Bad in that it's a meat and veg type of router without any of the complexities of more expensive Linksys kit so there's no reporting other than how many ICMP's have been blocked :(
 

Dodgy_Geezer

Prominent Member
Quick update on this, I bought a pair of TP-Link 85Mbsp homeplus from eBuyer for £25 inc. (see TP-Link 85Mbps Powerline Adapter Twin Pack - PRICE.. | Ebuyer.com). Went for these in the end as the 200Mbsp TP-Link were 15 quid more and I don't need the speed. Play.com are also selling the same kit for £30 inc. with next day delivery (see Play.com - Buy TP-Link TL-PA101KIT 85Mbps Powerline Ethernet Adapter online at Play.com and read reviews. Free delivery to UK and Europe!).
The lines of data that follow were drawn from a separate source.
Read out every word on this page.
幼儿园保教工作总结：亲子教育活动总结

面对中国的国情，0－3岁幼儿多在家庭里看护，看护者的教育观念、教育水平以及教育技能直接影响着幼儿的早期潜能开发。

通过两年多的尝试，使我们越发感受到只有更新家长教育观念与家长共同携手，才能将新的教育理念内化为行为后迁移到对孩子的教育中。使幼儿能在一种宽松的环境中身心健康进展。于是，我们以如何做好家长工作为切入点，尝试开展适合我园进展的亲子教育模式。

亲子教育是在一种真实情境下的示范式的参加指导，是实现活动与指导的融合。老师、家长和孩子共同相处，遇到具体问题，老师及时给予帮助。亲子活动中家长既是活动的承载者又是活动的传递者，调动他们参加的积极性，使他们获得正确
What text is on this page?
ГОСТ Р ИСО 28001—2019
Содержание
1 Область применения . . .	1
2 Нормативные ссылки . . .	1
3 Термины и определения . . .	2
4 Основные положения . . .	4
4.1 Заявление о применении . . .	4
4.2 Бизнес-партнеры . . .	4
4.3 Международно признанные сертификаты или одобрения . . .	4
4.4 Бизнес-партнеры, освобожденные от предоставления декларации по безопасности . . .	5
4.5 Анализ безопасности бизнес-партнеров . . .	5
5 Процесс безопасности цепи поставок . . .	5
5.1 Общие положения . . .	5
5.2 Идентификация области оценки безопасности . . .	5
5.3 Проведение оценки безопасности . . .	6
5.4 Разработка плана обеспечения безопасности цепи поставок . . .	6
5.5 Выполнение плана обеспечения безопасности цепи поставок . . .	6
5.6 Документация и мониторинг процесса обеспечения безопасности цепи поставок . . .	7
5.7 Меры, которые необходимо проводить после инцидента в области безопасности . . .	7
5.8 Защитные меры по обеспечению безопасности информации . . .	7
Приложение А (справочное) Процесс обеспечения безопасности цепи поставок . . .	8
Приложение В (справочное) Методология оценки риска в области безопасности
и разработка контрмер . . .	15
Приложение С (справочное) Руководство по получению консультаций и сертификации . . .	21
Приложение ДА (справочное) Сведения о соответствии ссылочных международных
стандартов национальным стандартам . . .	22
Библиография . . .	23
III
These work perfectly and I even have one of them plugged into an extension. Getting around 65Mbps according to the TP-Link utility and the streaming HD is perfect :smashin:

Build quality seems very good, not cheap and plasticy and the front is a lovely glossy black finish. In the box are two homeplugs, 2 ethernet cables, a mini CD for the utility plus some other documentation. The warranty is 3 years from TP-Link.

Word of caution though to anyone looking to buy some of these babies; the TP-Link homeplugs are quite big and will not plug into an extension if you have a conventional plug next to it as there's not enough space for both. The solution is to either use a block to elevate the TP-Link (but this makes your four gang even more bulky) or to ensure you only connect something with a slimline plug next to the TP-Link (I have my router plug which is slimmer than a normal plug).
 

Kristian

Prominent Member
1. I'd like to monitor just how much data is being streamed and used by the IPTV box.

Get hold of a hub (or managed switch and span/monitor the port) and connect the IPTV box and a PC/laptop running a network sniffer. Wireshark is a good one and it'll give you what you need, e.g. data volume over time.

It needs to be a hub for the sniffer to see the traffic, or a managed switch.